|Subject: Trip Report Athens (long)|
My sister in law Jean and I started our trip to Greece and Turkey in Athens
on May 11th. We had read that Athens is a one day city, the main attractions
to be seen as quickly as possible before heading for the islands. All
I can tell you is that we had three days there, the third being the day
of the general strike and could happily have stayed longer.
The Adams Hotel is perfectly located on the edge of the Plaka within walking distance of the Acropolis, Syntagma, Monastiraki etc. At $60 US per night the price was right too but the condition of the lobby, cafe and rooms can only be described as shabby but clean.
We couldn't imagine staying anywhere other than Plaka, we loved wandering the narrow winding streets, looking in the shops and galleries and visiting the Byzantine churches with their frescoes, icons and incense. In the absence of any local knowledge we choose restaurants solely on the charm of the waiters stationed out front to draw us to their tables. Sorry all you gourmet Ziners out there but this system worked for us. Every evening a diminutive nine year old with the voice of Kiri Te Kanawa reduced us to tears with her rendition of Italian operatic arias. Of course the wine may have had something to so with it too.
The Acropolis of course is a must, in spite of the scaffolding. I especially liked the Erechthelon with it's six Caryatid maidens holding up the portico. This warranted a whole roll of film. The museum on the site is refreshingly unsophisticated. Amongst the sculptures and sections of frieze on display are the original Caryatids, the ones I had photographed being copies. With preparations for the Olympiad of 2004 well on the way sidewalks everywhere are under construction or repair.
Saturday evening walking back from Syntagma Square we were drawn by a carillon to a small Russian Orthodox church where a sung high Mass was about to begin. We stood in the aisle at the back with a congregation of six women. Enchanted by the singing, the opulent surroundings and the quiet piety of the women we stood amongst them for 90 minutes. The priest constantly circled the church showering us with clouds of incense. We wouldn't have missed it for the world.
Sunday morning at 10.45 we were back at Syntagma at the tomb of the unknown soldier in front of the parliament building (formerly the palace). The elite Evzone soldiers mount guard here daily. They are chosen for their height and a talent for looking manly while wearing tights and short pleated skirts. On Sundays the whole guard turn out for a special changing of the guard ceremony. Accompanied by a band they high stepped their way along the streets, hob nailed sarouchi shoes tapping along the pavement, pom poms swinging. A short ceremony followed, the new guard going through the ritual change over before taking up their positions either side of the tomb. The old guard joined the rest and marched quickly away. Like the guards at Buckingham Palace they stand to attention hardly seeming to breath despite the best efforts of female tourists to distract them. Daily on the half hour they change ends and on the hour are relieved by a new guard.

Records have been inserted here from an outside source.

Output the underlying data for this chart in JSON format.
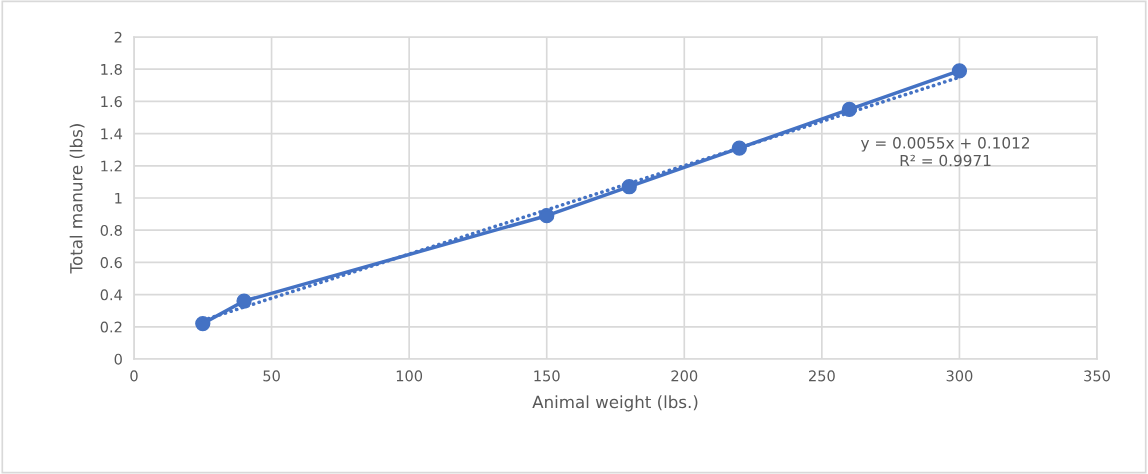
{
  "chart_data": {
    "type": "line",
    "xlabel": "Animal weight (lbs.)",
    "ylabel": "Total manure (lbs)",
    "x": [
      25,
      40,
      150,
      180,
      220,
      260,
      300
    ],
    "series": [
      {
        "color": "#4472c4",
        "values": [
          0.22,
          0.36,
          0.89,
          1.07,
          1.31,
          1.55,
          1.79
        ],
        "marker": "circle",
        "line_style": "solid"
      },
      {
        "type": "line",
        "color": "#4472c4",
        "x": [
          25,
          300
        ],
        "values": [
          0.24,
          1.75
        ],
        "marker": "none",
        "line_style": "dotted"
      }
    ],
    "xlim": [
      0,
      350
    ],
    "xticks": [
      0,
      50,
      100,
      150,
      200,
      250,
      300,
      350
    ],
    "ylim": [
      0,
      2
    ],
    "yticks": [
      0,
      {
        "value": 0.2,
        "label": "0.2"
      },
      {
        "value": 0.4,
        "label": "0.4"
      },
      {
        "value": 0.6,
        "label": "0.6"
      },
      {
        "value": 0.8,
        "label": "0.8"
      },
      1,
      {
        "value": 1.2,
        "label": "1.2"
      },
      {
        "value": 1.4,
        "label": "1.4"
      },
      {
        "value": 1.6,
        "label": "1.6"
      },
      {
        "value": 1.8,
        "label": "1.8"
      },
      2
    ],
    "annotations": [
      "y = 0.0055x + 0.1012\nR² = 0.9971"
    ],
    "grid": true
  }
}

The only problem we had in Athens was getting good basic tourist information. The tourist information office closed for the weekend at 4.00pm on Friday and didn't reopen until Monday. The owners of our hotel were woefully ignorant about their city. Sending us to the tourist office after it had closed for the weekend, up the Acropolis for a non existent sound and light show and having no knowledge of the changing of the guard on Sunday mornings. Mind you we had to ask everyone we met before we found someone who could tell us the correct time for that.
Having been assured by numerous people that the general strike scheduled for Thursday/Friday would not affect our travel plans in any significant way we hailed a taxi and headed for the bus station enroute to Delphi.